What does mental health look like in a pandemic? How do conversations like this one continue for the rest of the year, while maintaining space for other issues that will affect directly the psychological state of players the league is trying to elevate? Does a “month” mean less when time has stopped meaning anything, and if that’s the case how do we hold what’s important in our heads and hearts, stay present as much as we are accountable?
Guy doesn’t have all the answers, but as a player in that next generational cohort, and a person who has juggled the weight of the past few months, he does have an idea.
“Yes, let’s have the month for mental wellness, let’s have the month for African American history, everything,” Guy says. “I like that. But at the same time, just listen to the players and to society, and whatever’s going on is where [the NBA’s] attention should be directed. That’s subject to change, but as a young 22-year-old who doesn’t know a whole lot, I think whatever’s going on is where the attention should be.”

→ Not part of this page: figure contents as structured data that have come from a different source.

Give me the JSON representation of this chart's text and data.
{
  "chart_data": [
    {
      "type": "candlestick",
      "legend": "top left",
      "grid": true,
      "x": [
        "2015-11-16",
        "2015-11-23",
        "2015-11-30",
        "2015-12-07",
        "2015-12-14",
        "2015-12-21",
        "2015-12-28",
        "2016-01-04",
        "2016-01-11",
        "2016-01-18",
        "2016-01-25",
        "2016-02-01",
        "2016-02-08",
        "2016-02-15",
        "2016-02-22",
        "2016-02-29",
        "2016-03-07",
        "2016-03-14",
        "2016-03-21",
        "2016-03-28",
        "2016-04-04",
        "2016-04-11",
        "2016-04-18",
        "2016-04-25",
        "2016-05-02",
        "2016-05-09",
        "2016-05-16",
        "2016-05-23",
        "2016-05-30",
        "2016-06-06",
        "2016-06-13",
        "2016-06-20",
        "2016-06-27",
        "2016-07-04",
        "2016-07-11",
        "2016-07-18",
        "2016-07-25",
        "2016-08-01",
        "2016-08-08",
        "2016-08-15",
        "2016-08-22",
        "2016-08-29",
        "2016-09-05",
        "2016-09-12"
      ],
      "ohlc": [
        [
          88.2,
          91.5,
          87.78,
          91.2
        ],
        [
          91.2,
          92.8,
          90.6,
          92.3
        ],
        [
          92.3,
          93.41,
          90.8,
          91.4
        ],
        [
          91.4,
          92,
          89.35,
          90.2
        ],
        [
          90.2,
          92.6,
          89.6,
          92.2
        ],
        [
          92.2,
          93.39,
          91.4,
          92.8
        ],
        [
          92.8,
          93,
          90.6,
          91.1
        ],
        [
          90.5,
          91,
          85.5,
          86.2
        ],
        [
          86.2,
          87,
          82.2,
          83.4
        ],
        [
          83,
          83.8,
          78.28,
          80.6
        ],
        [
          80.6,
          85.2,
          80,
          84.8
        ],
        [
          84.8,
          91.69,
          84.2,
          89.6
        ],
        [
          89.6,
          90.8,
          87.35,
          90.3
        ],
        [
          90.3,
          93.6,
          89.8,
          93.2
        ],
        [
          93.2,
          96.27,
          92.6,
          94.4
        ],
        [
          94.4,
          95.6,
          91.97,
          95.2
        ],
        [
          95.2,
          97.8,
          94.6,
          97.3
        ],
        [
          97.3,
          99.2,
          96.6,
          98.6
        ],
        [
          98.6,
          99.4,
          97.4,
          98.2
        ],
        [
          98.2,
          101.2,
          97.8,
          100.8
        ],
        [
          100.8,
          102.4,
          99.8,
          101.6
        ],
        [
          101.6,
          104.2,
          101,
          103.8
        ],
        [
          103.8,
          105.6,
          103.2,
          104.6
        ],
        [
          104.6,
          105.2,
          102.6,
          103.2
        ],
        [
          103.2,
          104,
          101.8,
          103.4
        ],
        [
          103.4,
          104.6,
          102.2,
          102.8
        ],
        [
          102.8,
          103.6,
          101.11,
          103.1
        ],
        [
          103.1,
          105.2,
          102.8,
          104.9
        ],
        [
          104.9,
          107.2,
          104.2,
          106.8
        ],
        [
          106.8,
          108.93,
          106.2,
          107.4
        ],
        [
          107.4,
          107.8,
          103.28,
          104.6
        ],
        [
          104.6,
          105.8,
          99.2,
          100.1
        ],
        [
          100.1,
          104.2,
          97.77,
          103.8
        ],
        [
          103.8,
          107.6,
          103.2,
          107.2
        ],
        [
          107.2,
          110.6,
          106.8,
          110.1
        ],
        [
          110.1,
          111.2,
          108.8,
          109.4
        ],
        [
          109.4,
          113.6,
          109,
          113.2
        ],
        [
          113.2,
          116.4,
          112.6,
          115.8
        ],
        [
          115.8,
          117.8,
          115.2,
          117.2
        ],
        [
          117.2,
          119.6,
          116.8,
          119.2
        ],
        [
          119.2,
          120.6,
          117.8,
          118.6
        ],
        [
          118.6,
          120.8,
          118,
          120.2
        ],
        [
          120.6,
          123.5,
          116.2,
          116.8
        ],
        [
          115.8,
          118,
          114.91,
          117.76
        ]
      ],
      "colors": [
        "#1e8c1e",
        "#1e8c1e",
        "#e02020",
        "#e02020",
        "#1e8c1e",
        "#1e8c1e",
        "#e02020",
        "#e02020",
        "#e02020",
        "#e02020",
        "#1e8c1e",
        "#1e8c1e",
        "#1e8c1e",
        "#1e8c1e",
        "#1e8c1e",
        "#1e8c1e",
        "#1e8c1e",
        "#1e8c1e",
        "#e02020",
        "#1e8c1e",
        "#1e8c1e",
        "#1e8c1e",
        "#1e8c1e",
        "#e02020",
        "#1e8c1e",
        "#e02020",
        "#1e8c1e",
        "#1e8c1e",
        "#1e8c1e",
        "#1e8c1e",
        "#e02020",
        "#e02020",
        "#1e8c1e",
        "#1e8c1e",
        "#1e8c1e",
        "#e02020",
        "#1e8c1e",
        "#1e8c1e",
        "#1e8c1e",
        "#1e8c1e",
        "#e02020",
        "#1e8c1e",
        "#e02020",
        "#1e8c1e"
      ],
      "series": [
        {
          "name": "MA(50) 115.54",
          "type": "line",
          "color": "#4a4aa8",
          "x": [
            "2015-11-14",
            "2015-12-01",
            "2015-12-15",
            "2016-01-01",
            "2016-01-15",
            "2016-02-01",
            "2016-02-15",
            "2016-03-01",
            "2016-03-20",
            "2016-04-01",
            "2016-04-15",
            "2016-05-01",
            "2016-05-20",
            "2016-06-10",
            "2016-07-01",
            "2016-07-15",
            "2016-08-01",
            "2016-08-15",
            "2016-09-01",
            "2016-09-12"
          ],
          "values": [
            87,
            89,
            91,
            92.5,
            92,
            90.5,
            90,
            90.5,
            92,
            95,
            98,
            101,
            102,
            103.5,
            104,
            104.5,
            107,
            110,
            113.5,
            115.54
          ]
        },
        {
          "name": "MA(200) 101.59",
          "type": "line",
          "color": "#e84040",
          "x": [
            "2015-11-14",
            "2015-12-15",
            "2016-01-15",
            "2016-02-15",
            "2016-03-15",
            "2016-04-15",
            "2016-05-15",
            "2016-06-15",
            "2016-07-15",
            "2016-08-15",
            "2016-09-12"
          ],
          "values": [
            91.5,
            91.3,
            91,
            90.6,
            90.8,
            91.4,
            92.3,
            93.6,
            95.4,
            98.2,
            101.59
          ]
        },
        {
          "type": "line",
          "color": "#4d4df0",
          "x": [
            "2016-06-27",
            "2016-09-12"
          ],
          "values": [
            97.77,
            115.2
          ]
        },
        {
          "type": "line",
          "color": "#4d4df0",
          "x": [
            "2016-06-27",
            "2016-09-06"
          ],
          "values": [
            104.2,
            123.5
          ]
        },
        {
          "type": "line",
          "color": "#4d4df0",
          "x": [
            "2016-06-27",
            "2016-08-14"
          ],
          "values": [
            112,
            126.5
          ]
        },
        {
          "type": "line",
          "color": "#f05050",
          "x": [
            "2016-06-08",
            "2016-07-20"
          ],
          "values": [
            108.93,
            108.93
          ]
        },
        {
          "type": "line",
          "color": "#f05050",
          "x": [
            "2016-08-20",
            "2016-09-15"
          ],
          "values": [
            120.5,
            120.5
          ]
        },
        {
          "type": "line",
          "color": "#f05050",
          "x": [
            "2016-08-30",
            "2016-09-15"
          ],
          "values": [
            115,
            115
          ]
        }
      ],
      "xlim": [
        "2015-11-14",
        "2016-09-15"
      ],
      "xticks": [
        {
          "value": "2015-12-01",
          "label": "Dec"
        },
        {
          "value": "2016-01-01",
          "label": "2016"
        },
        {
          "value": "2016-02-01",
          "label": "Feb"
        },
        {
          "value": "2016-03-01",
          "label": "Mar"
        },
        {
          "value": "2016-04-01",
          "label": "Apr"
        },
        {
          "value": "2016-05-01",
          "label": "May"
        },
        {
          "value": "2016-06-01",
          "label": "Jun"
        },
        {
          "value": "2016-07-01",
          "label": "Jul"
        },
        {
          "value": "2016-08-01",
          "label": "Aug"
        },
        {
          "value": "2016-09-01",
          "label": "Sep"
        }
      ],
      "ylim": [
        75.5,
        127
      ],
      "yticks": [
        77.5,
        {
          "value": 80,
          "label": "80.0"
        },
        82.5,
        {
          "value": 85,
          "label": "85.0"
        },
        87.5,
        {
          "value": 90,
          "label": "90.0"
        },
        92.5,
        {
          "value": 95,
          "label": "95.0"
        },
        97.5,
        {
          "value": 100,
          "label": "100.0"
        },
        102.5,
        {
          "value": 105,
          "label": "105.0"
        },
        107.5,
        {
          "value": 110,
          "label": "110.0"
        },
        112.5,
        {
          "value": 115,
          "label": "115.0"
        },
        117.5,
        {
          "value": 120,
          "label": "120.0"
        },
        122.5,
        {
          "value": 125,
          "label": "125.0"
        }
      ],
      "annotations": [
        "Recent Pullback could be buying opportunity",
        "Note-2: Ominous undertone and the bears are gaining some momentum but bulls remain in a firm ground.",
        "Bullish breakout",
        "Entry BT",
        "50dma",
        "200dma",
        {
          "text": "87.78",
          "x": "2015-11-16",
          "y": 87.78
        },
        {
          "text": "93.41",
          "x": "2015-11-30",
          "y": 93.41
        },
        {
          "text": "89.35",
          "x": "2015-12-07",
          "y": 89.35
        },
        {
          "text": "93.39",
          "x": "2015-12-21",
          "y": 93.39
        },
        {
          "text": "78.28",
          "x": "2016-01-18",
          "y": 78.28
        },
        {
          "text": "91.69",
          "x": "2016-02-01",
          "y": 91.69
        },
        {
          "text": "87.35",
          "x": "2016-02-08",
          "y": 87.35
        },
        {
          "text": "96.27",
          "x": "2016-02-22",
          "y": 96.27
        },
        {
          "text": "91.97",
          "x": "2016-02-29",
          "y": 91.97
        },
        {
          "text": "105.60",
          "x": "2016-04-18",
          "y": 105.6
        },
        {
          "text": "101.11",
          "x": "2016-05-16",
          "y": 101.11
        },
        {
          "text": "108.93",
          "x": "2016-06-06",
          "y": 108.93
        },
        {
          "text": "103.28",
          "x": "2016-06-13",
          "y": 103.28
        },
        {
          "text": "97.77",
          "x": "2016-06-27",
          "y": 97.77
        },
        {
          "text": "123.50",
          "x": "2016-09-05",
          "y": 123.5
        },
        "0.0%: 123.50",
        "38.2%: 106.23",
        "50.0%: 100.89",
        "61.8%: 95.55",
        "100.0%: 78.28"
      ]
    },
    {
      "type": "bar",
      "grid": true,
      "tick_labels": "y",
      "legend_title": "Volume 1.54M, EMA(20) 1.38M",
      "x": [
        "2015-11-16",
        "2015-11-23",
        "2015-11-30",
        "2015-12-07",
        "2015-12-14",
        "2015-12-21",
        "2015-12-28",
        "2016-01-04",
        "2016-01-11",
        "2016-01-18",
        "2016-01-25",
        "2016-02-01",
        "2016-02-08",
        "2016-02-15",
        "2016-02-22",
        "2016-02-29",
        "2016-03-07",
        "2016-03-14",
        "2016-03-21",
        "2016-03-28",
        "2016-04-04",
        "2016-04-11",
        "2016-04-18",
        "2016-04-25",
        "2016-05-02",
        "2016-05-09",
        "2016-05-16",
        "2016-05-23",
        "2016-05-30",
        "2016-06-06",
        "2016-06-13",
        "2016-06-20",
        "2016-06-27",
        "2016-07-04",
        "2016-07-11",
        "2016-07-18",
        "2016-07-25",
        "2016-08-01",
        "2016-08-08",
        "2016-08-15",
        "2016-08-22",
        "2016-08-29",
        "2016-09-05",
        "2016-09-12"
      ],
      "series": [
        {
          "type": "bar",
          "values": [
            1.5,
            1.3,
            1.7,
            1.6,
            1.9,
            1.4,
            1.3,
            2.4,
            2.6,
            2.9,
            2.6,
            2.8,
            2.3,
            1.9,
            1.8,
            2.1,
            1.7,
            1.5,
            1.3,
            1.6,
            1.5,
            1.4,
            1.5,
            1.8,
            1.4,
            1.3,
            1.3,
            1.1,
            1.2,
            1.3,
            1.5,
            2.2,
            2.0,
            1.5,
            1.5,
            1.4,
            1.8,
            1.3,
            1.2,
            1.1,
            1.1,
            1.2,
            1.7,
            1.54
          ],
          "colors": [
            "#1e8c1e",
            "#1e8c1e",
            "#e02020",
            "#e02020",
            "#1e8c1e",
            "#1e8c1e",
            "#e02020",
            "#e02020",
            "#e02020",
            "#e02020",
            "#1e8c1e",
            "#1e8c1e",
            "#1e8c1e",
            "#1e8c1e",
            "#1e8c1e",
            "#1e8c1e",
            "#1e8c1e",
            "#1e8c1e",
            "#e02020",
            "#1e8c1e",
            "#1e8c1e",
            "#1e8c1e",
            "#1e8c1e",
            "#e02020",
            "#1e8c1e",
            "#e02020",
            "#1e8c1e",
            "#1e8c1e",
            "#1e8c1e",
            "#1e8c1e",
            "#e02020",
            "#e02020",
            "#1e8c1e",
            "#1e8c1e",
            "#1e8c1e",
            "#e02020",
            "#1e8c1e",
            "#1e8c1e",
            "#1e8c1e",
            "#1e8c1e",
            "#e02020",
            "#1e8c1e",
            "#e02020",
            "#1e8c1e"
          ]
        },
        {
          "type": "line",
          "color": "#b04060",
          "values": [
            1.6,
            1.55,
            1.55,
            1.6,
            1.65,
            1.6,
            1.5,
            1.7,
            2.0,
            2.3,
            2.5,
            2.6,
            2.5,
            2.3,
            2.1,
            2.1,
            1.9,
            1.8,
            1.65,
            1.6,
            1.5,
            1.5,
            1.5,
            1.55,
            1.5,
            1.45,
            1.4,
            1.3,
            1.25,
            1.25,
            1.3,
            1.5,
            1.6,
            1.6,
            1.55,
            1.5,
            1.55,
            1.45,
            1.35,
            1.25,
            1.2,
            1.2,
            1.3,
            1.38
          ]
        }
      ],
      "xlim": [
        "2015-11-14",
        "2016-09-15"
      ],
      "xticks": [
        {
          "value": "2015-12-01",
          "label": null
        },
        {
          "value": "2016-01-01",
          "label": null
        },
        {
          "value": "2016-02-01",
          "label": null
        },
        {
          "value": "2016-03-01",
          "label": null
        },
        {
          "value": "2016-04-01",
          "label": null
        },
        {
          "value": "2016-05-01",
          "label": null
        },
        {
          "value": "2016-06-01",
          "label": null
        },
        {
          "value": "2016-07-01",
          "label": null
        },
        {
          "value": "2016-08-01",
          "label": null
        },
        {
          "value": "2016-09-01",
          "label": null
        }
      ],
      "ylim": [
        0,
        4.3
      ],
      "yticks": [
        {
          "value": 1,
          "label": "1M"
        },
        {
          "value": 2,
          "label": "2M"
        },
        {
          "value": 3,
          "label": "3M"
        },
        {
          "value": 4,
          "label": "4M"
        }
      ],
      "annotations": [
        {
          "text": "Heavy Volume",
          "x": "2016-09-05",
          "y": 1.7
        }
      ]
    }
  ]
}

This year has brought difficult lessons in the cost of too narrow a view. The silver lining of the pandemic may be in where it’s shown how quickly we are able to to shift our focus, how powerful a collective response can be as we, gradually, grow more comfortable with holding multiple uncomfortable things requiring our attention at once, acknowledging where they overlap in root cause and affect. The NBA has done some of its most impactful work when it stays present and remains responsive to its players and people, and how they are informed by the world at large.
In committing to a month of mental health awareness, and then recommitting when that month grew beyond its almanac boundaries, the league is putting in the repetition, and the practice, that will further the shift in turning first steps to second nature.